Elle ne voyait pas mais pouvait déceler son souffle aiguisé se poser sur son épaule. Enfin, ses doigts se détachèrent de sa peau, et elle l'entendit se redresser. Ses bottes de cavalier se mirent à frapper le sol et elle entendit une chaise se tirer. Foudroyée par l'angoisse Kate rassembla ses mains tremblantes sur ses genoux désarçonnée par ce nouveau silence. Elle avait le sentiment d'être observée, qu'un lourd et puissant regard était posé sur elle sans qu'elle puisse le fuir.

- J'espère que les mets seront à votre goût, ils sont disposés dans votre assiette.

Kate réprima un sursaut, partagée entre la peur et l'envie de croire au plus profond de son âme meurtrie qu'elle ne risquait rien ici. Seulement cette voix encore plantée dans sa tête n'arrêtait pas de lui souffler d'être méfiante et qu'elle restait prisonnière peu importe qui la retenait.

- Je vous assure que vous n'allez pas le regretter, ajouta-t-il d'une voix encourageante.

Si seulement cette voix n'était pas aussi terrifiante, songea-t-elle avec la furieuse envie de retirer le bandage. Elle se ravisa et leva sa main pour la poser sur le rebord de l'assiette. C'est avec des doigts hésitants qu'elle porta à ses lèvres ce qui ressemblait à un fruit.

- Est-ce qu'il y a des questions que vous souhaitez me poser hormis celles auxquelles j'ai répondu ?

Découragée avant même d'envisager de lui poser ne serait-ce qu'une seule question, Kate secoua négativement de la tête. À quoi bon ?

Elle connaissait l'essentiel.

Elle resterait ici selon sa volonté suprême et il n'avait aucunement l'intention de la laisser partir.

- Je suis certain du contraire, insista-t-il. N'ayez pas peur de me poser les questions qui vous brûle les lèvres sinon, nous serons incapable d'avancer.

- Je vous ai posé toutes les questions qui à mes yeux étaient primordiales et j'ai eu mes réponses, murmura-t-elle en glissant péniblement un autre fruit dans sa bouche.

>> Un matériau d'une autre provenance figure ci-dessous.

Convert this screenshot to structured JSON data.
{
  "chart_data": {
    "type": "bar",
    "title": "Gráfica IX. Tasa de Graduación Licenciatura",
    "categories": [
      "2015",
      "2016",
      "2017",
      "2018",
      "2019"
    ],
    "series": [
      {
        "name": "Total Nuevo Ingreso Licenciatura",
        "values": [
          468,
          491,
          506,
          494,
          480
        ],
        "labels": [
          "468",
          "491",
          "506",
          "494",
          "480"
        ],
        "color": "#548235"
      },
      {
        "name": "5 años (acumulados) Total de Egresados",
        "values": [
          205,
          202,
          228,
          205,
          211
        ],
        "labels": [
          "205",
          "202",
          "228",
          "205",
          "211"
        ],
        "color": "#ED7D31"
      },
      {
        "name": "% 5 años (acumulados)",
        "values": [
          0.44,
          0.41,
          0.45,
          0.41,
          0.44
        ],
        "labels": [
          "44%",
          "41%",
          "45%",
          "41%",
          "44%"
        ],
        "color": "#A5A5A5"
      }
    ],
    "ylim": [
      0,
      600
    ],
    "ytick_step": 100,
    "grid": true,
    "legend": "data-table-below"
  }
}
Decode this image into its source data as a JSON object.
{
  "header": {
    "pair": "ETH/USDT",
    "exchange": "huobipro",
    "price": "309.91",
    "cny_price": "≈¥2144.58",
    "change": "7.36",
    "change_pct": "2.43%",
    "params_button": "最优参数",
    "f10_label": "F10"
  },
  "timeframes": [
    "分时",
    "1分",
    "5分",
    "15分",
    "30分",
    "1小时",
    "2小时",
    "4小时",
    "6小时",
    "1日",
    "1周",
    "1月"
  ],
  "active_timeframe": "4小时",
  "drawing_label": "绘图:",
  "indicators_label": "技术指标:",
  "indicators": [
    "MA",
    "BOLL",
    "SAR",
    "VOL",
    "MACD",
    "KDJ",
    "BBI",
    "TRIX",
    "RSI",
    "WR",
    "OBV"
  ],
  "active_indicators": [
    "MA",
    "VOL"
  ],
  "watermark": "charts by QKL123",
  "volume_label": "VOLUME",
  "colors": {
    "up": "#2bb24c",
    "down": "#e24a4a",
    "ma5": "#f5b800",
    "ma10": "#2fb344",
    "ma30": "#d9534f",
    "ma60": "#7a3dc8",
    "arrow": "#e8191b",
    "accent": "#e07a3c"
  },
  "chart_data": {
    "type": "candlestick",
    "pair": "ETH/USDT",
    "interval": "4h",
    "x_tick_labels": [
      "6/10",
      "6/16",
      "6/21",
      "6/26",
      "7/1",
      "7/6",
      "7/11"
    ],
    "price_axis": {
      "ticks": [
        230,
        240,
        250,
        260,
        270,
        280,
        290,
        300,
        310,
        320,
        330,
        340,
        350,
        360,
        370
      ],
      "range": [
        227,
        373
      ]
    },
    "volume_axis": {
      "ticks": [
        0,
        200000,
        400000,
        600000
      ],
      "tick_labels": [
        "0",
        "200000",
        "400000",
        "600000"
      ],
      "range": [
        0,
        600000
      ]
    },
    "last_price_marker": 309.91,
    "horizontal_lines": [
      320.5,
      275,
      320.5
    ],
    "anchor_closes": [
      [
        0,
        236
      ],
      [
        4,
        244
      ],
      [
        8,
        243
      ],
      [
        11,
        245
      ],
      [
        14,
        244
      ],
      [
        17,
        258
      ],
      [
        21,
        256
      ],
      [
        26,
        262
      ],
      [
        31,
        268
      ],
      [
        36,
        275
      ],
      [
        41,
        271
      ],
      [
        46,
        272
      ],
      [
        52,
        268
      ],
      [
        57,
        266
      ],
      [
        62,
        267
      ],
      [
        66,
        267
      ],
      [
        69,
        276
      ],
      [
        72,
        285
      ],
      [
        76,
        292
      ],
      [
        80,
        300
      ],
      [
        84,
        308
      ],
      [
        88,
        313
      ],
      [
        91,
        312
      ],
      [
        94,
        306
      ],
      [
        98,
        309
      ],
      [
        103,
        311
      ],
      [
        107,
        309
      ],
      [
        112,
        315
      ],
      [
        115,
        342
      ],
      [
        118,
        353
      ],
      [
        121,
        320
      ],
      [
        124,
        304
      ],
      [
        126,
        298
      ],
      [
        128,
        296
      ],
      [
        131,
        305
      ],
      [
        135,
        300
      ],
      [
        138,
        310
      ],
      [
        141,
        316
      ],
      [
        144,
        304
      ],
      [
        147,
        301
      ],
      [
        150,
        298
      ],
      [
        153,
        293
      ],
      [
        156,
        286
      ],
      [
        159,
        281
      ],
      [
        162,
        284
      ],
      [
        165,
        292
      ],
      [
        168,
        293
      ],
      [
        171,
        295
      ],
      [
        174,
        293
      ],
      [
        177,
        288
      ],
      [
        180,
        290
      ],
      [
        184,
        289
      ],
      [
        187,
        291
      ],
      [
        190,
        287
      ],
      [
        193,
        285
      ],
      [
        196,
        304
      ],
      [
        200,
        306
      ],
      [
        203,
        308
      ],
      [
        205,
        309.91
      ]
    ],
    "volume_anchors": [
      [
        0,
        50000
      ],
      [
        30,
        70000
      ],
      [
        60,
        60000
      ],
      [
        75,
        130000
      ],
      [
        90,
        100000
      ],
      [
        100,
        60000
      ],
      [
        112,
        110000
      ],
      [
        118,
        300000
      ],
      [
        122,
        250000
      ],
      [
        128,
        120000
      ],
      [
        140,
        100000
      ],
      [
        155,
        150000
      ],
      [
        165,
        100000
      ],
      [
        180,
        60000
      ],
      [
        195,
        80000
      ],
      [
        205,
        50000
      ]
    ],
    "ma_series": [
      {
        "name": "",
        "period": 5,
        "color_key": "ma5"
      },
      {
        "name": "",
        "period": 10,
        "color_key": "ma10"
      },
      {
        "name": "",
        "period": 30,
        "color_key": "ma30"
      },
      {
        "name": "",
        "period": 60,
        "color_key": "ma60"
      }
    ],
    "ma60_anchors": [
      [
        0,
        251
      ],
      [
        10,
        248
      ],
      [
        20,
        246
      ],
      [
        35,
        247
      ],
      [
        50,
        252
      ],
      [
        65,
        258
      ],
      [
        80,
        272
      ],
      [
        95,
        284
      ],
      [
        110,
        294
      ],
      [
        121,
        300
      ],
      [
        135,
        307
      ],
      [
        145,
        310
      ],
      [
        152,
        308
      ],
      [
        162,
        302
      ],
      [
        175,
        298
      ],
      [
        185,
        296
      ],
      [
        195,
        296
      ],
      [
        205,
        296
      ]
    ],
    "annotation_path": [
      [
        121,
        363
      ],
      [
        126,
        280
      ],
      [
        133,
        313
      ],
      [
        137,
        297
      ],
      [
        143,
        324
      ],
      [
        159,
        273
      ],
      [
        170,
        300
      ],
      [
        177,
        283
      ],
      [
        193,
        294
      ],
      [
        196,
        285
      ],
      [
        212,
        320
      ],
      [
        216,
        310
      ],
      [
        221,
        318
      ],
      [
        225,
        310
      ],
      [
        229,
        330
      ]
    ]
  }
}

- Et mes réponses sont loin de vous satisfaire n'est-ce pas, conclut-il d'une voix qui paraissait impassible et dénuée de regrets.

Bien consciente que jusqu'ici elle avait pu s'exprimer sans recevoir une gifle en retour comme le faisait Finn, elle restait prudente. Ce chef de guerre comme le surnommé Amadh avait très certainement des limites à ne pas dépasser.

- Mademoiselle Russo, je n'ai pas la moindre envie d'exiger vous des réponses, je veux qu'elles viennent de vous-même.

Un frisson courut sur son échine alors qu'elle sentait un vent d'impatience se soulever dans cette pièce méconnue.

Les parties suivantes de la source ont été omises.